Intended to survive anything from single disk failure to full data center collapse while requiring no user intervention, CockroachDB provides a distributed SQL database built on a transactional, consistent key-value store.
CockroachDB users have the ability to scale horizontally for both reads and writes. This has the potential to eliminate write bottlenecks, as every node can service both read and write capabilities – meaning that users can create more endpoints quickly and efficiently, allowing them to scale query throughput and overall database performance.
CockroachDB users also won’t need to manually create data shards as CockroachDB offers an Automated Rebalancing feature. By adding new nodes to your database, CockroachDB is automatically triggered to rebalance data, eliminating the need for manual sharding.
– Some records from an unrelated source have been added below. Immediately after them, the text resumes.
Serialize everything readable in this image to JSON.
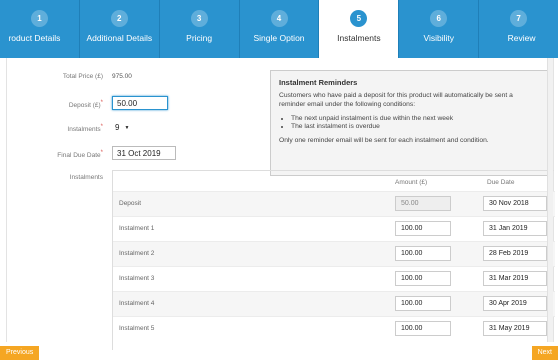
{
  "steps": [
    {
      "num": "1",
      "label": "roduct Details"
    },
    {
      "num": "2",
      "label": "Additional Details"
    },
    {
      "num": "3",
      "label": "Pricing"
    },
    {
      "num": "4",
      "label": "Single Option"
    },
    {
      "num": "5",
      "label": "Instalments"
    },
    {
      "num": "6",
      "label": "Visibility"
    },
    {
      "num": "7",
      "label": "Review"
    }
  ],
  "active_step": "5",
  "form": {
    "total_price_label": "Total Price (£)",
    "total_price_value": "975.00",
    "deposit_label": "Deposit (£)",
    "deposit_value": "50.00",
    "instalments_label": "Instalments",
    "instalments_value": "9",
    "final_due_label": "Final Due Date",
    "final_due_value": "31 Oct 2019",
    "instalments_table_label": "Instalments"
  },
  "reminder": {
    "title": "Instalment Reminders",
    "intro": "Customers who have paid a deposit for this product will automatically be sent a reminder email under the following conditions:",
    "bullets": [
      "The next unpaid instalment is due within the next week",
      "The last instalment is overdue"
    ],
    "footer": "Only one reminder email will be sent for each instalment and condition."
  },
  "table": {
    "col_amount": "Amount (£)",
    "col_due": "Due Date",
    "rows": [
      {
        "name": "Deposit",
        "amount": "50.00",
        "due": "30 Nov 2018"
      },
      {
        "name": "Instalment 1",
        "amount": "100.00",
        "due": "31 Jan 2019"
      },
      {
        "name": "Instalment 2",
        "amount": "100.00",
        "due": "28 Feb 2019"
      },
      {
        "name": "Instalment 3",
        "amount": "100.00",
        "due": "31 Mar 2019"
      },
      {
        "name": "Instalment 4",
        "amount": "100.00",
        "due": "30 Apr 2019"
      },
      {
        "name": "Instalment 5",
        "amount": "100.00",
        "due": "31 May 2019"
      }
    ]
  },
  "buttons": {
    "previous": "Previous",
    "next": "Next"
  },
  "colors": {
    "step_bar": "#2a93cf",
    "button": "#f5a623",
    "required": "#d9534f"
  }
}
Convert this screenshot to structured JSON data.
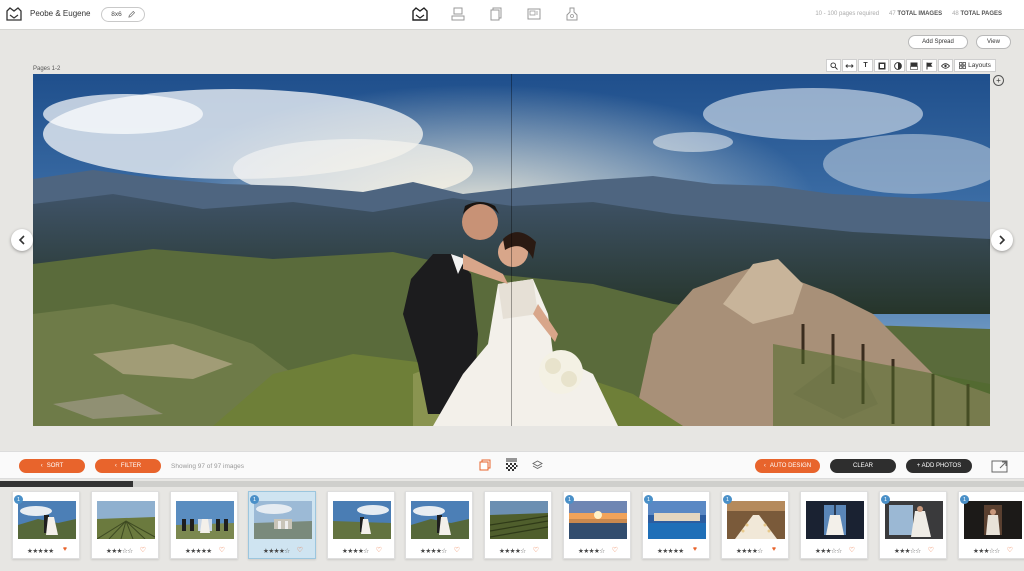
{
  "header": {
    "album_title": "Peobe & Eugene",
    "size_label": "8x6",
    "nav_icons": [
      "spreads-icon",
      "layout-icon",
      "pages-icon",
      "photos-icon",
      "settings-icon"
    ],
    "pages_required": "10 - 100 pages required",
    "total_images_count": "47",
    "total_images_label": "TOTAL IMAGES",
    "total_pages_count": "48",
    "total_pages_label": "TOTAL PAGES"
  },
  "actions": {
    "add_spread": "Add Spread",
    "view": "View"
  },
  "spread": {
    "page_label": "Pages 1-2",
    "layouts_label": "Layouts"
  },
  "bottom": {
    "sort": "SORT",
    "filter": "FILTER",
    "showing": "Showing 97 of 97 images",
    "auto_design": "AUTO DESIGN",
    "clear": "CLEAR",
    "add_photos": "+ ADD PHOTOS",
    "scroll_progress": 0.13
  },
  "colors": {
    "accent": "#e8642c",
    "dark": "#2e2e2e",
    "badge": "#4a90c8"
  },
  "thumbnails": [
    {
      "badge": "1",
      "stars": "★★★★★",
      "heart": "♥",
      "scene": "couple-sky"
    },
    {
      "badge": "",
      "stars": "★★★☆☆",
      "heart": "♡",
      "scene": "vineyard"
    },
    {
      "badge": "",
      "stars": "★★★★★",
      "heart": "♡",
      "scene": "group"
    },
    {
      "badge": "1",
      "stars": "★★★★☆",
      "heart": "♡",
      "scene": "venue",
      "selected": true
    },
    {
      "badge": "",
      "stars": "★★★★☆",
      "heart": "♡",
      "scene": "couple-field"
    },
    {
      "badge": "",
      "stars": "★★★★☆",
      "heart": "♡",
      "scene": "couple-sky"
    },
    {
      "badge": "",
      "stars": "★★★★☆",
      "heart": "♡",
      "scene": "vineyard-dark"
    },
    {
      "badge": "1",
      "stars": "★★★★☆",
      "heart": "♡",
      "scene": "pool-sunset"
    },
    {
      "badge": "1",
      "stars": "★★★★★",
      "heart": "♥",
      "scene": "pool-blue"
    },
    {
      "badge": "1",
      "stars": "★★★★☆",
      "heart": "♥",
      "scene": "dining"
    },
    {
      "badge": "",
      "stars": "★★★☆☆",
      "heart": "♡",
      "scene": "window"
    },
    {
      "badge": "1",
      "stars": "★★★☆☆",
      "heart": "♡",
      "scene": "bride-window"
    },
    {
      "badge": "1",
      "stars": "★★★☆☆",
      "heart": "♡",
      "scene": "portrait"
    }
  ]
}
CockroachDB can also detect increases in traffic and demand, and algorithmically distribute data in order to maintain database performance. This can be user-tuned at a granular level, allowing users to decide where specific pieces of data will live geographically, ensuring low latency queries across the globe.
CockroachDB was designed with disaster survival in mind, and includes features to ensure that data is not lost even if nodes are. According to the CockroachDB documentation, data is replicated three times by the system itself, and when one replica is lost, the others can seamlessly move into place to continue serving reads and writes. This creates a form of “self-healing infrastructure,” as when a node is lost, another is added to replace it.
In an attempt to resolve issues inherent to a traditional active-passive failover system, CockroachDB includes writes that occur simultaneously across all data replicas. Users can also customize failover protocols in order to handle specific events.
Planned downtime can be eliminated using CockroachDB’s Live Rolling Updates feature. This feature allows users to take down a single node at a time to apply upgrades, while the rest of the database continues to handle reads and writes.
CockroachDB’s survivability is further enhanced by its distributed backup and restore feature, which is designed to scale with a user’s data. This means that each node has backup and restore functionality, providing incremental and scheduled backups.
With single and multi-region databases available, users can grow their infrastructure as needed. If starting as a small organization, a single cloud region can be selected and later expanded to multiple regions or clouds.
Using declarative SQL statements, users can also lock in read/write latency for specific tables, even down to the row.
CockroachDB is designed to be cloud-agnostic, meaning that users have the ability to deploy to any cloud, even coordinating between multiple platforms. This allows Cockroach’s customers to reach a wider audience as well as increase fault tolerance. Users may also choose to deploy certain tables to on-site infrastructure or a private cloud to reduce costs and increase security for sensitive data.
Reviews for CockroachDB are very favorable with most users reporting little to no issues. Those who have experienced issues, however, report that the lack of support for procedural code (PLSQL) can be a pain point. There is also the issue that, while Generalized Inverted Indexes are supported, users cannot yet partition these GIN indexes.
Other users report some dissatisfaction with the operation and management tools included in the platform. CockroachDB seems to be lagging behind services such as AWS RDS – particularly in the areas of initial setup, adding users, activating licenses and culling backups. This, combined with the fact that CockroachDB’s Operator (a deployment feature) currently only supports Google Cloud Platform, may cause Amazon AWS and Microsoft Azure customers to feel left out. It has also been reported that CockroachDB seems to favor GCP overall.
A final complaint that many users had was the lack of support forums. Despite these complaints, the overwhelming majority of CockroachDB reviews are positive, and the company seems dedicated to creating happy customers.
In the end, customers who do not currently require large scale deployments may have better luck seeking options from cloud hosting providers such as AWS, and later migrating to CockroachDB when the scale demands it.